学生時代、私は自分の部屋に張り紙をするタイプだった。そう、受験生の「絶対合格!」みたいなやつだ。
張り紙をしないタイプの人にとっては「あれ効果あんのかよ(嘲笑)?」という感じだと思う。
でも、考えてみてほしい。人は、カレーを美味しそうに食べている映像を見ると、まんまとその日無意識にカレーを食べちゃう生き物だ。
人の無意識に訴えかける行為を、あなどってはいけない。

よって私は「恋愛いったん忘れなさい」紙を、部屋で一番目につくところに貼った。
大人になって張り紙をするなんて思ってもいなかったが、そうもいってはいられない。
当分部屋に誰かを招くことはできないが、恋愛脳から逃れられるのであれば何でもいい。

私のように恋愛脳に苦しんでいるみんな、真面目に聞いてほしい。
効果は、絶大だ。
もちろん、張り紙をした後も恋愛のことを考えてしまう時もある。
しかしそんなとき、張り紙と目が合うと、張り紙がこうささやいてくれる。
「いったん、忘れなさい」
脳の中の私は「はい、わかりました」と目を瞑る。
人間ってこんなに単純な生き物なのか? そう思えるくらいに、私の恋愛脳症状は やわらいでく。
「張り紙ってすげえや!」

■友人からの驚くべき情報が

張り紙の効果に絶大な信仰心を持った私の部屋には、これを機に数々の張り紙が増えていった。
そんなある日、インターホンが鳴った。
「火災報知器の点検に来ているのですが、今部屋に入っても大丈夫でしょうか?」
大丈夫なワケがない。わたしの部屋には張り紙だらけだ。剥がすか? 見られてもいいか? いや、嫌だな。
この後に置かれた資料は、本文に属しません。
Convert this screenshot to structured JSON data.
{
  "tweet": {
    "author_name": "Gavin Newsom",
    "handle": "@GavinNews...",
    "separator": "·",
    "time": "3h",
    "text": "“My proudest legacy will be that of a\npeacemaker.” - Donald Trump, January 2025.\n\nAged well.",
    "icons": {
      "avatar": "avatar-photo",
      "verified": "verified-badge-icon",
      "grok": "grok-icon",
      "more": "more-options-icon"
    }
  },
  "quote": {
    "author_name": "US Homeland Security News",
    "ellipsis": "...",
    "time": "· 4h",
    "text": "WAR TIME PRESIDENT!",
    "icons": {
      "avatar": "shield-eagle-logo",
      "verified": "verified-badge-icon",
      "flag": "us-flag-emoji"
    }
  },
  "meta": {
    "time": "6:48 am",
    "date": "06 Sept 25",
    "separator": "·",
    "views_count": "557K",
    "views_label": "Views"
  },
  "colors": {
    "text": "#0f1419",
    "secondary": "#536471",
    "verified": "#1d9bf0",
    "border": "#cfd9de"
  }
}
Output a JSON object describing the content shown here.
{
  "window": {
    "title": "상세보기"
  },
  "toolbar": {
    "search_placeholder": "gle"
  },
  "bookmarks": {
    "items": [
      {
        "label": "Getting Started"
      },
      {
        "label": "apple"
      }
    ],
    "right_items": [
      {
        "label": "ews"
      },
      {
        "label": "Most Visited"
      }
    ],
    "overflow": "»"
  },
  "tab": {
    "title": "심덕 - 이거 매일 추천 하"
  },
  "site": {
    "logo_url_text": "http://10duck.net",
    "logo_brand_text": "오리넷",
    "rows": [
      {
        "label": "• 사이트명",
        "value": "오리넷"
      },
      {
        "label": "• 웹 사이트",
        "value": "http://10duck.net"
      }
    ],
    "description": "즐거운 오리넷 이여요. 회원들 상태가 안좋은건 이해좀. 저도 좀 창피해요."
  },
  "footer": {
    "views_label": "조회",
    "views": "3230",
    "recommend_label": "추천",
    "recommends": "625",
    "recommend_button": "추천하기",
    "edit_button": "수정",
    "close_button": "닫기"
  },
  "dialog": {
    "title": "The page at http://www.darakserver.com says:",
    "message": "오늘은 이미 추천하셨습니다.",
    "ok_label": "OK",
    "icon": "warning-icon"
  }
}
そんなこんなしている間に「もし今日ご都合悪ければまた後日伺いますけど」というありがたい提案が来たので全力で乗った。ひとまず一難去った。次の点検までに張り紙を剥がそう、それまで火事には気をつけよう。そう心に誓った。

ある晩、友人と電話をした。「恋愛で、ああでもないこうでもないと同じことをグルグル考えてしまうわ」とその友は言った。
良い方法があるよ、と私は待ってましたとばかりに、張り紙作戦を提案した。
もちろん、張り紙をする上でのデメリットも伝えた。
「急な来訪に対応できないよ、私は火災報知器の点検できなかったよ(笑)」と。
すると友は恐ろしいことを言った。
「最近、一人暮らしの家を狙って火災報知器の点検詐欺が増えてるらしいで」
ええ! ゾクッとした。
「事前連絡なしに急に点検に来たら怪しいらしい。よかったなあ、張り紙してて」
私の家に来た人が果たして詐欺かどうかは分からないが、どちらにせよ、すぐに家の中に入れなくてよかったかもしれない。
またしても、張り紙に救われてしまった。

私の張り紙信仰は、さらに深まるばかりだ。